Szanowna pani pedagog - ja wiem ze to straaaaaasznie trudny kierunek, no normalnie nie wiem jak dajesz rade na tych studiach... Poczytaj statystyki zatrudnienia - twoj kierunek jest kompletnie nieoplacalny, cierpimy na nadmiar pedagogow w naszym pieknym kraju...

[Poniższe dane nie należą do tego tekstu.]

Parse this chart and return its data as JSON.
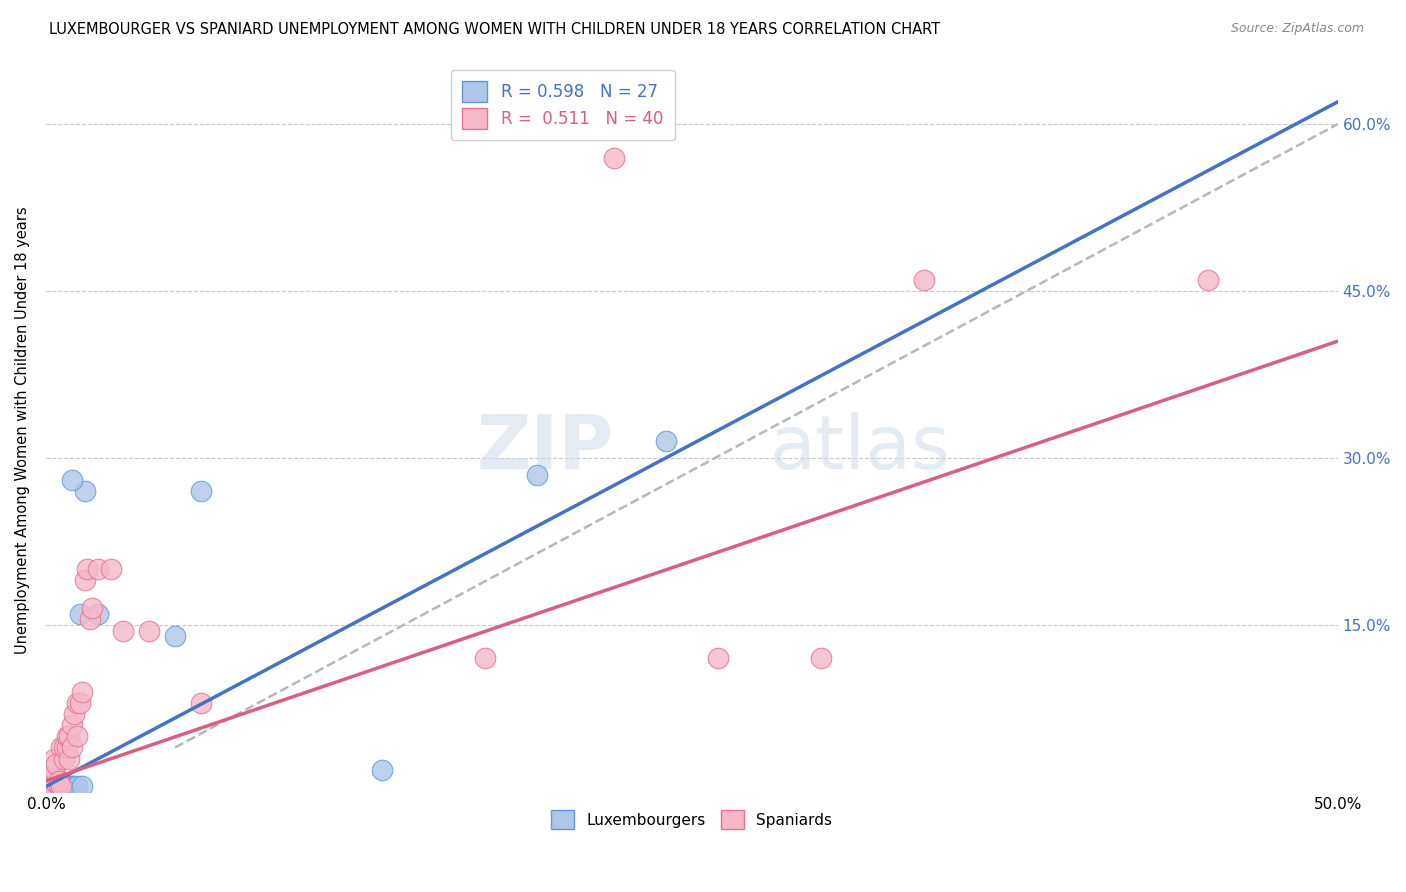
{
  "title": "LUXEMBOURGER VS SPANIARD UNEMPLOYMENT AMONG WOMEN WITH CHILDREN UNDER 18 YEARS CORRELATION CHART",
  "source": "Source: ZipAtlas.com",
  "ylabel": "Unemployment Among Women with Children Under 18 years",
  "xlim": [
    0.0,
    0.5
  ],
  "ylim": [
    0.0,
    0.65
  ],
  "xticks": [
    0.0,
    0.05,
    0.1,
    0.15,
    0.2,
    0.25,
    0.3,
    0.35,
    0.4,
    0.45,
    0.5
  ],
  "yticks": [
    0.0,
    0.15,
    0.3,
    0.45,
    0.6
  ],
  "background_color": "#ffffff",
  "grid_color": "#c8c8c8",
  "lux_R": 0.598,
  "lux_N": 27,
  "spa_R": 0.511,
  "spa_N": 40,
  "lux_color": "#aec6e8",
  "spa_color": "#f5b8c8",
  "lux_edge_color": "#5b9bd5",
  "spa_edge_color": "#e87090",
  "lux_line_color": "#4472c4",
  "spa_line_color": "#d95f80",
  "dash_line_color": "#b0b8c0",
  "lux_line": [
    [
      0.0,
      0.005
    ],
    [
      0.5,
      0.62
    ]
  ],
  "spa_line": [
    [
      0.0,
      0.01
    ],
    [
      0.5,
      0.405
    ]
  ],
  "dash_line": [
    [
      0.05,
      0.04
    ],
    [
      0.5,
      0.6
    ]
  ],
  "lux_scatter": [
    [
      0.0,
      0.0
    ],
    [
      0.0,
      0.005
    ],
    [
      0.001,
      0.0
    ],
    [
      0.001,
      0.01
    ],
    [
      0.002,
      0.005
    ],
    [
      0.003,
      0.005
    ],
    [
      0.003,
      0.01
    ],
    [
      0.004,
      0.005
    ],
    [
      0.005,
      0.005
    ],
    [
      0.005,
      0.005
    ],
    [
      0.006,
      0.0
    ],
    [
      0.007,
      0.0
    ],
    [
      0.008,
      0.0
    ],
    [
      0.009,
      0.005
    ],
    [
      0.01,
      0.005
    ],
    [
      0.011,
      0.005
    ],
    [
      0.012,
      0.005
    ],
    [
      0.013,
      0.16
    ],
    [
      0.014,
      0.005
    ],
    [
      0.015,
      0.27
    ],
    [
      0.02,
      0.16
    ],
    [
      0.05,
      0.14
    ],
    [
      0.06,
      0.27
    ],
    [
      0.01,
      0.28
    ],
    [
      0.19,
      0.285
    ],
    [
      0.24,
      0.315
    ],
    [
      0.13,
      0.02
    ]
  ],
  "spa_scatter": [
    [
      0.0,
      0.005
    ],
    [
      0.001,
      0.01
    ],
    [
      0.002,
      0.005
    ],
    [
      0.002,
      0.02
    ],
    [
      0.003,
      0.01
    ],
    [
      0.003,
      0.02
    ],
    [
      0.003,
      0.03
    ],
    [
      0.004,
      0.025
    ],
    [
      0.005,
      0.005
    ],
    [
      0.005,
      0.01
    ],
    [
      0.006,
      0.005
    ],
    [
      0.006,
      0.04
    ],
    [
      0.007,
      0.03
    ],
    [
      0.007,
      0.04
    ],
    [
      0.008,
      0.04
    ],
    [
      0.008,
      0.05
    ],
    [
      0.009,
      0.03
    ],
    [
      0.009,
      0.05
    ],
    [
      0.01,
      0.04
    ],
    [
      0.01,
      0.06
    ],
    [
      0.011,
      0.07
    ],
    [
      0.012,
      0.05
    ],
    [
      0.012,
      0.08
    ],
    [
      0.013,
      0.08
    ],
    [
      0.014,
      0.09
    ],
    [
      0.015,
      0.19
    ],
    [
      0.016,
      0.2
    ],
    [
      0.017,
      0.155
    ],
    [
      0.018,
      0.165
    ],
    [
      0.02,
      0.2
    ],
    [
      0.025,
      0.2
    ],
    [
      0.03,
      0.145
    ],
    [
      0.04,
      0.145
    ],
    [
      0.06,
      0.08
    ],
    [
      0.17,
      0.12
    ],
    [
      0.26,
      0.12
    ],
    [
      0.3,
      0.12
    ],
    [
      0.22,
      0.57
    ],
    [
      0.34,
      0.46
    ],
    [
      0.45,
      0.46
    ]
  ]
}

Ja gdybym miała taką możliwośc poszłabym na studia zaoczne. Teraz, jak to już jedna z dziewczyn napisała, ważne jest doświadczenie - poczytaj ogłoszenia o pracę. "min. 5 lat doświadczenia na podobnym stanowisku" - to zdanie powtarza sie w niemal każdym ogłoszeniu. Poza tym podziwiam ludzi potrafiących pogodzić pracę i naukę. Nie sztuką jest złożyć parę pisemek o kredyt studencki i co miesiąc dostawac prosto na konto te marne 600 zł... a spróbuj zarobić na swoje utrzymanie w obcym mieście - mieszkanie, rachunki, jedzenie itp. To dopiero jest sztuka...

Po drugie:

Ocenianie wszystkich jedną miarką jeszcze nikomu nie wyszło na dobre. Skoro ty masz jakieś złe doświadczenia z przesżłości, nie znaczy że każdy jest tak samo pesymistycznie nastawiony do świata. Odnosząc to do tego tematu - nam pary które po niecałym roku zdecydowały się na ślub (z miłości!) i już kilkanaście/ kilkadziesiąt lat są szczęśliwym małżeństwem... A znam takie dwie pary, gdzie po 8 i 10 latach bycia razem doszło do rozstania... Na to nie ma reguły.

Po trzecie:

Twoje zdanie w kwestii "wyszalenia się"... no porażka jakaś. Też mam 23 lata, kończę studia, piszę pracę mgr, pracuję w zawodzie. Nie chodze na imprezy do klubów bo mnie to nie bawi. Tłum, tłok, głośno, śmierdząco i pełno pijanych ludzi. Wolę od czasu do czasu spotkać się w gronie dobrych znajomych czy spędzać spokojne wieczory z ukochanym przy boku i piwkiem w ręce...:) Ale to nie znaczy że nie mamy kontaku z innymi ludźmi... przecież nie siedzmy zabarykadowani w chacie 24 h na dobe - spotykamy się ze znajomymi ze studiów, poznajemy ludzi w pracy... Myślisz że tylko w klubie twój facet moze poznać osobę z którą cię zdradzi? Tu znowu mierzysz wsyzstkich swoją miarką -bo każdy musi się wyszaleć i już. Guzik prawda, są różni ludzie.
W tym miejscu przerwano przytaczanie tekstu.